As well as the construction of the lines themselves there is a lot of work to be done to make sure that the tracks fit into the existing infrastructure, with the demolition of 30 Road Over-Bridges (or ROBs) and construction of another 150 with approximately 900 level crossings to enable travel across the lines.
While the Prime Minister Manmohan Singh laid the foundation for the Western Corridor in October, the Eastern Corridor may have hit a bit of a stumbling block. Both sections were due to be funded by the Japanese government, most likely through the Japanese Bank for International Cooperation (JBIC) in the form of an aid or a soft loan, and the Rs 16,000 crore deal (about £2billion) for the Western Corridor is still on track (if you will excuse the pun). But it seems that Japan is getting nervous about the spiralling costs for the Eastern Corridor (currently projected at Rs 11,000 crore, which is about £1.5billion) partly due to the increased cost in buying the land needed to lay the tracks and is looking for an opt out on that side of the project, but also because it has more interest in the fast turn around of the container freight than the industrial commodities that would be moved along the Eastern Corridor.
In response to this The Dedicated Freight Corridor Corporation of India Limited (DFCC), the company set up to manage the project, are looking into the possibility of implementing toll charges (similar to those used on highways in the country) to fund the project, the cost of the toll would vary depending on the type of goods being moved.
The entire project is expected to take 5-7 years to complete and is set to have a significant impact on many areas of Indian industry. On the Western Corridor it will mean journey times from New Delhi to Mumbai are cut from 60 to 36 hours, with trains travelling at up to 60mph, leading to a faster turnaround, and lower transport costs making Indian goods more competitive worldwide. Container traffic alone on the Western Corridor is anticipated to increase from 0.69 million TEUs in 2005-06 to 6.2 million TEUs in 2021-22.
On the Eastern Corridor the coal and steel are mostly raw materials destined for the industrial areas and power stations in the northern area or Uttar Pradesh with traffic projected to grow from 52 million tonnes in 2005-06 to 142 million tonnes in 2021-22 providing the resources for a massive expansion in capacity.
The DFC is the single largest infrastructural project being undertaken in India, at enormous public cost, but it is being backed by inward investment from some equally enormous corporate bodies. At this point I must express my gratitude to Ashok Gupta, Director of the Indian Roadways Corporation Ltd, one of the most well established and respected road operators in India, who kindly arranged a meeting for me with the CEO of ETA Freightstar, Mr Sathianathan. ETA Freightstar is an Indian Division of the huge Dubai based ETA Group, a company with 140 branches in 21 countries employing over 48,000 people with an annual turnover of $4 Billion.
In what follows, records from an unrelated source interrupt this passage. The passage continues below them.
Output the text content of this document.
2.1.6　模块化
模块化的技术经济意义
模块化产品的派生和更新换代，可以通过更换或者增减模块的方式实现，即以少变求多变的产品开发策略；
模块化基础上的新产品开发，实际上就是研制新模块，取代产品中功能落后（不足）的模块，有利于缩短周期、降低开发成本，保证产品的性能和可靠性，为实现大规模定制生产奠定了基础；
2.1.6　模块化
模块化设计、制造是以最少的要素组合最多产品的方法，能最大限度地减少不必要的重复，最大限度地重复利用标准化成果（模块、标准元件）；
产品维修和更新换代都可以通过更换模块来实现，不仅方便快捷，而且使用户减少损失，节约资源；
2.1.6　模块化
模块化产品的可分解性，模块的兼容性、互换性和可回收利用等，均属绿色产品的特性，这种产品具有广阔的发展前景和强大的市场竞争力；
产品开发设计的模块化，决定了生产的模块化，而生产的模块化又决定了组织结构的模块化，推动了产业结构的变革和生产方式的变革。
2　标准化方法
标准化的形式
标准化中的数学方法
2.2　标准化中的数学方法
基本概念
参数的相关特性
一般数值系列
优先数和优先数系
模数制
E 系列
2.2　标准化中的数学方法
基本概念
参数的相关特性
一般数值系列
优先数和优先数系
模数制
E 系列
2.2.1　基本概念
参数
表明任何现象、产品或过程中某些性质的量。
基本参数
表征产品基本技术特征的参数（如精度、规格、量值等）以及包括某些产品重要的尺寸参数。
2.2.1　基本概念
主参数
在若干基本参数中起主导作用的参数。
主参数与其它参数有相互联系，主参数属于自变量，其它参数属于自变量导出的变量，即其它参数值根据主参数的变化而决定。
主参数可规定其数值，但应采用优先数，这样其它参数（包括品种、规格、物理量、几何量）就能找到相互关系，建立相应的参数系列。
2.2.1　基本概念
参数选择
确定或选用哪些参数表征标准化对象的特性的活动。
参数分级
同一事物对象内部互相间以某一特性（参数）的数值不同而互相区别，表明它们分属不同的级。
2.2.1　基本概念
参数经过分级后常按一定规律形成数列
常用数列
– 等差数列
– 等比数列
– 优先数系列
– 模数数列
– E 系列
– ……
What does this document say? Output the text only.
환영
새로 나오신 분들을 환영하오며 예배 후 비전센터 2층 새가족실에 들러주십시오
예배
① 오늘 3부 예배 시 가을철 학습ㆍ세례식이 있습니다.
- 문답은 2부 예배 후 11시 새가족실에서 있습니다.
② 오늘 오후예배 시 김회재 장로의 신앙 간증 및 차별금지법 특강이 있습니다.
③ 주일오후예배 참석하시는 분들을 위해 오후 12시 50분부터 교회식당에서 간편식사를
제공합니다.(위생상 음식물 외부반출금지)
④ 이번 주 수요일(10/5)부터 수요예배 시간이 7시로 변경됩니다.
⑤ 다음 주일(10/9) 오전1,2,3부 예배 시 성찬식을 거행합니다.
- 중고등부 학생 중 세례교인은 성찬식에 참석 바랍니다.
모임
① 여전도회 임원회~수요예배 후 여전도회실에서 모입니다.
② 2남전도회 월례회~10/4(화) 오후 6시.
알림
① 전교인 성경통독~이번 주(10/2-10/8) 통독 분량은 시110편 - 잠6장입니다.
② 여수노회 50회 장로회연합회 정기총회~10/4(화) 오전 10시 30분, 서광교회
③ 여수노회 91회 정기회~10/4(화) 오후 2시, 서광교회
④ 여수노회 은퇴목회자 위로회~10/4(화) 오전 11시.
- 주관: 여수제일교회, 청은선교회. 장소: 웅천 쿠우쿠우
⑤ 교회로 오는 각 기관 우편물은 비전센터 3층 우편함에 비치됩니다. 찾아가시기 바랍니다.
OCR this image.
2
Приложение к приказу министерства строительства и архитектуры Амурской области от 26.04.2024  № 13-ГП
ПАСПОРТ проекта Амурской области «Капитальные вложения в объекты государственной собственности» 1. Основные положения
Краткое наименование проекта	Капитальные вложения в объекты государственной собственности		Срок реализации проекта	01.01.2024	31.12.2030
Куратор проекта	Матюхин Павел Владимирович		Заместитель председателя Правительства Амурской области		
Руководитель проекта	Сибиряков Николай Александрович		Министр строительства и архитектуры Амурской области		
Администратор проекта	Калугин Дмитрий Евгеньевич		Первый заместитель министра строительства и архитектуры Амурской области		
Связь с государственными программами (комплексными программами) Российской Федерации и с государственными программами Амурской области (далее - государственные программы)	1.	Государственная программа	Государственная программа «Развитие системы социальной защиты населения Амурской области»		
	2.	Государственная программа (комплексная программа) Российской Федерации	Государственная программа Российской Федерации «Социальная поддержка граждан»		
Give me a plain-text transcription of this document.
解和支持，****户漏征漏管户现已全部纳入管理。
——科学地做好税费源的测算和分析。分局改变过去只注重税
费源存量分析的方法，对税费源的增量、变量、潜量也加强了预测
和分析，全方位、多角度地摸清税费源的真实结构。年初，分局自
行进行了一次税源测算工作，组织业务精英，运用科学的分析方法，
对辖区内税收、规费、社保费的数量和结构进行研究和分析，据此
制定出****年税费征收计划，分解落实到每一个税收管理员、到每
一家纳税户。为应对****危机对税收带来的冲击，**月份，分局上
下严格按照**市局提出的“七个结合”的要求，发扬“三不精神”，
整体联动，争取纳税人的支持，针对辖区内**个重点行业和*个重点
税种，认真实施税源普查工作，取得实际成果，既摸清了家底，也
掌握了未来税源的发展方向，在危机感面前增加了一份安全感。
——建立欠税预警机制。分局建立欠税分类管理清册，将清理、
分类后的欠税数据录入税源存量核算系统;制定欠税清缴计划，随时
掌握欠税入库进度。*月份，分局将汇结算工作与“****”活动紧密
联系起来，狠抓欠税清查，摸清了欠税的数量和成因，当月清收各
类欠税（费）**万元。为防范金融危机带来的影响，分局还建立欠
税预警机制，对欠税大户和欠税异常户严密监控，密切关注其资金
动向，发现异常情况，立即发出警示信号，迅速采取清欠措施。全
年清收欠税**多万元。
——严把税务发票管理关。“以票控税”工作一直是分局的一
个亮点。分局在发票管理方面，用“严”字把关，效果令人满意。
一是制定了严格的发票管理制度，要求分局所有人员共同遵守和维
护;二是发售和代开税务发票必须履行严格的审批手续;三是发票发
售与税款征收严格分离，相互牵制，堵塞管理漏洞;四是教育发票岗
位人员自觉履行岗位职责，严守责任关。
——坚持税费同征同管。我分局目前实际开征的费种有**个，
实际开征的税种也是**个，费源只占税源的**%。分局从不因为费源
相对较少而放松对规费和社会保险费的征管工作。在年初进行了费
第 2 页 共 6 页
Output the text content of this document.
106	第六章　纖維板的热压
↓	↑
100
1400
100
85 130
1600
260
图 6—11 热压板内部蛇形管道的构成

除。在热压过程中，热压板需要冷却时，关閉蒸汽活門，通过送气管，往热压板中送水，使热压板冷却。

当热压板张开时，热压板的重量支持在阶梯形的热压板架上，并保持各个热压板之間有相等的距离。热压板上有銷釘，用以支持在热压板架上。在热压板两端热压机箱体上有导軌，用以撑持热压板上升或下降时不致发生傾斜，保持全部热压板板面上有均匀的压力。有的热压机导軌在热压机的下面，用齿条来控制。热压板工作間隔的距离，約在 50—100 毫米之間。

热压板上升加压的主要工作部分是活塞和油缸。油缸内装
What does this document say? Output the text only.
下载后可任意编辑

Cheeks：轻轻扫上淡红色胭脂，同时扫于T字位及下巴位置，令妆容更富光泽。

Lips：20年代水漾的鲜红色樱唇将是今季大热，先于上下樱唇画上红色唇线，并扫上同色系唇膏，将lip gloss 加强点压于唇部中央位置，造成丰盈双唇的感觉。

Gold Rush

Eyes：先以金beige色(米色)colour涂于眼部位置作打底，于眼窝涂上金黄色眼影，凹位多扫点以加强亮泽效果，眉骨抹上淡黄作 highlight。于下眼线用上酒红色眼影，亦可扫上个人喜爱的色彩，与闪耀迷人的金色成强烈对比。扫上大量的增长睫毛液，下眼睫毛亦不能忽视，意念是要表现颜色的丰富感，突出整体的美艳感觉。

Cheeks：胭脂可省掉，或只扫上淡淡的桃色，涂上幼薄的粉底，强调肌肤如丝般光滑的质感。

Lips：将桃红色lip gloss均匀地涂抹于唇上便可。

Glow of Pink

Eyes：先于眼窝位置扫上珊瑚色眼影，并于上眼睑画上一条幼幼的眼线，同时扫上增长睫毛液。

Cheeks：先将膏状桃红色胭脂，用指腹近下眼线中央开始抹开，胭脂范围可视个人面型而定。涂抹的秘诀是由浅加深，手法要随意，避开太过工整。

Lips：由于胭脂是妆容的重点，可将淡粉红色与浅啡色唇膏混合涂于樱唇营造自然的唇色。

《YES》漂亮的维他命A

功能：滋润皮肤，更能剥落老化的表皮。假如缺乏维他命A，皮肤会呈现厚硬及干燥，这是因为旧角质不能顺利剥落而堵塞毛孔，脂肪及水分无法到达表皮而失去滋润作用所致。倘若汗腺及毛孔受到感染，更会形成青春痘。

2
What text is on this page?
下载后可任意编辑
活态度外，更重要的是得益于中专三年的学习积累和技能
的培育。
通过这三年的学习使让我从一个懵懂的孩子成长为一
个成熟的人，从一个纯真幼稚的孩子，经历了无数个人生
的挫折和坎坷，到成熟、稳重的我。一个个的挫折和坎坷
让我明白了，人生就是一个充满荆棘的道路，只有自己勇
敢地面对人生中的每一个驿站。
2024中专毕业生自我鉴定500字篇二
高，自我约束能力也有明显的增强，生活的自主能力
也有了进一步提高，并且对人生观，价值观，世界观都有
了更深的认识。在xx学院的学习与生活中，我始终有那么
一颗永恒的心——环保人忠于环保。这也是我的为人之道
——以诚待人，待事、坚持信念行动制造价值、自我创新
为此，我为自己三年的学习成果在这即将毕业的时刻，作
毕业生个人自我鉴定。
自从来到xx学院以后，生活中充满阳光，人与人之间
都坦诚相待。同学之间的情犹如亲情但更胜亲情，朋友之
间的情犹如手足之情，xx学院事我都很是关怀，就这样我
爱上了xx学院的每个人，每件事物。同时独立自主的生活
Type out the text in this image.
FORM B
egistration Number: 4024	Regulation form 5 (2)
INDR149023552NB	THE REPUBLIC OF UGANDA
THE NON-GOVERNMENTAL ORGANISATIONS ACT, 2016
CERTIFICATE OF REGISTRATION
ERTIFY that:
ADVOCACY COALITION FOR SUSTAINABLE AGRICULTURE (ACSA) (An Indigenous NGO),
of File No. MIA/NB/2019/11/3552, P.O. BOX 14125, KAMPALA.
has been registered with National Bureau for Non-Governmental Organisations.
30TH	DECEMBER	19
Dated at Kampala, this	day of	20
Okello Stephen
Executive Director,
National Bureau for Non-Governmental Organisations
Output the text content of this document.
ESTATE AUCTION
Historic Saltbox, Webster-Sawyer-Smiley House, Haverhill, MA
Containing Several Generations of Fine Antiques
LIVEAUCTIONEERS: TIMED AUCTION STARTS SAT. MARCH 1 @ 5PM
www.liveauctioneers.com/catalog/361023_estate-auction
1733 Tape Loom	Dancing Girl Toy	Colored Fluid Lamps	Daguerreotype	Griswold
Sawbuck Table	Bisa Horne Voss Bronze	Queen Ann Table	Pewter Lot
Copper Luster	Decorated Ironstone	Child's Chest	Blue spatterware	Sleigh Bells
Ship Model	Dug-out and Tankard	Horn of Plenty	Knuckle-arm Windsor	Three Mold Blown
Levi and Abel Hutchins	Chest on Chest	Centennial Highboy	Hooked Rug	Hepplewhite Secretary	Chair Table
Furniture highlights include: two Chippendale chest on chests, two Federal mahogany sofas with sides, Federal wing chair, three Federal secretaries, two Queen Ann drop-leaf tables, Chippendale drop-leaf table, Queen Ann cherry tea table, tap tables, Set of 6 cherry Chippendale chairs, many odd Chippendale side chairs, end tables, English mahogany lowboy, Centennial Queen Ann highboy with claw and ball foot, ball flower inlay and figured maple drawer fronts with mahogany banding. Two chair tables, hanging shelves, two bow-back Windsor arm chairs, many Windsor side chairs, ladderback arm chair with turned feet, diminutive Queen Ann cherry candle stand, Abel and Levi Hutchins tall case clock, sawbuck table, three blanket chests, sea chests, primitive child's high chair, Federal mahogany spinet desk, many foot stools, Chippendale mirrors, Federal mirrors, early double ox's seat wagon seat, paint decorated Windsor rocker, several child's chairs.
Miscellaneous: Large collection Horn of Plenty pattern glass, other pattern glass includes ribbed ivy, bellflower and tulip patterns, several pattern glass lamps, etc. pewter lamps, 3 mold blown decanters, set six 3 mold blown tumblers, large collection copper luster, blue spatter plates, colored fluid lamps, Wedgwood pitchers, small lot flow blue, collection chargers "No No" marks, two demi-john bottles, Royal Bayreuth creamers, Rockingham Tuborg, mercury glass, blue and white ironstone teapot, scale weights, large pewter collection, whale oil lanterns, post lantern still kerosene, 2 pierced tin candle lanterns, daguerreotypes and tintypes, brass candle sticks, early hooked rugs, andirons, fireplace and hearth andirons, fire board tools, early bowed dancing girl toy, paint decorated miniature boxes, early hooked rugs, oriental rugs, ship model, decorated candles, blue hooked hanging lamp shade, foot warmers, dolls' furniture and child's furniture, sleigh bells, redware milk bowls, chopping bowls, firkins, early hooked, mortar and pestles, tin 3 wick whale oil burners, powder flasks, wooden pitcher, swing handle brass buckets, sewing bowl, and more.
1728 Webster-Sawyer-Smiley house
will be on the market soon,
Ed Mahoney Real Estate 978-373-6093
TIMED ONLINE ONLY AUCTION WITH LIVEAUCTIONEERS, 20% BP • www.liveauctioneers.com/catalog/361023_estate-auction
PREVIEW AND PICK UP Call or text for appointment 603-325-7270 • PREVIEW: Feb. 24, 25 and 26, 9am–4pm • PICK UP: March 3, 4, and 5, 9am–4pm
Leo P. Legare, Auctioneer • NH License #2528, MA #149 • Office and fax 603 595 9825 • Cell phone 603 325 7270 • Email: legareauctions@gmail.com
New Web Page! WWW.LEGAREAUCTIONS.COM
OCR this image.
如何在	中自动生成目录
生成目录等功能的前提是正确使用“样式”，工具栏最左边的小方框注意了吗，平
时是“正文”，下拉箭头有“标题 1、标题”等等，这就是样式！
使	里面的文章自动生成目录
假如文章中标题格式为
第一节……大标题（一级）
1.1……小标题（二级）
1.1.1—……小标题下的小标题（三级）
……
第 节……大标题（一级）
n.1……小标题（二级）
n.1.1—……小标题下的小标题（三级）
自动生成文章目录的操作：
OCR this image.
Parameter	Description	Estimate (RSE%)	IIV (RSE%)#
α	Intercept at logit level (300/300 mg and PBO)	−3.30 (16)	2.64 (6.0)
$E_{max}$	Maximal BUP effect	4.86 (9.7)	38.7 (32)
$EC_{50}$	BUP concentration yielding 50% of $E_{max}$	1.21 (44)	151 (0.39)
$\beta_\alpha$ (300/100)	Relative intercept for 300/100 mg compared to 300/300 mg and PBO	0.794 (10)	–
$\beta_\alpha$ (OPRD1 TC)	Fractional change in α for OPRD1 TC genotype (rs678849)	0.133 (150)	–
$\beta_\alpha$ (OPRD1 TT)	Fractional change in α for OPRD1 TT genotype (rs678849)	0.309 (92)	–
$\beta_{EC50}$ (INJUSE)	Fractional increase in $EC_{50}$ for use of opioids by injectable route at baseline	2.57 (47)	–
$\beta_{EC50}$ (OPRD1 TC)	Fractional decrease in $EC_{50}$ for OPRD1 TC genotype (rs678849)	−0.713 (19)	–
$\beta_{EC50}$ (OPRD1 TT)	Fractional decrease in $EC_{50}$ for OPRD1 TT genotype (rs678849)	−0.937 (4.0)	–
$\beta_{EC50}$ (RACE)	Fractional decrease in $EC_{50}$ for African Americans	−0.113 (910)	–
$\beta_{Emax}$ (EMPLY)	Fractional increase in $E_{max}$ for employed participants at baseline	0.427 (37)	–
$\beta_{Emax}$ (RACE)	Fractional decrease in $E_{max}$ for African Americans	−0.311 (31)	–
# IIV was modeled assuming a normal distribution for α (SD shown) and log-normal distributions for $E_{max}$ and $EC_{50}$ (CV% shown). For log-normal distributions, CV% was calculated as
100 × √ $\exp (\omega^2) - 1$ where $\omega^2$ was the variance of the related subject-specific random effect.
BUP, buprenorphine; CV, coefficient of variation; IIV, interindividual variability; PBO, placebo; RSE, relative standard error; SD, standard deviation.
ETA are one of the first private companies on the scene and are extending the network where the DFC ends by providing road freight to and from the rail network an handling to get the freight onto the rakes themselves, making the Dedicated Freight Corridor all the more efficient as a way of shipping goods around the country.
By upping their game the road freight groups are going to have to try to improve their efficiency to be able to compete, and by separating the passenger and freight aspects of Indian Railways both will be able to develop at a much faster rate.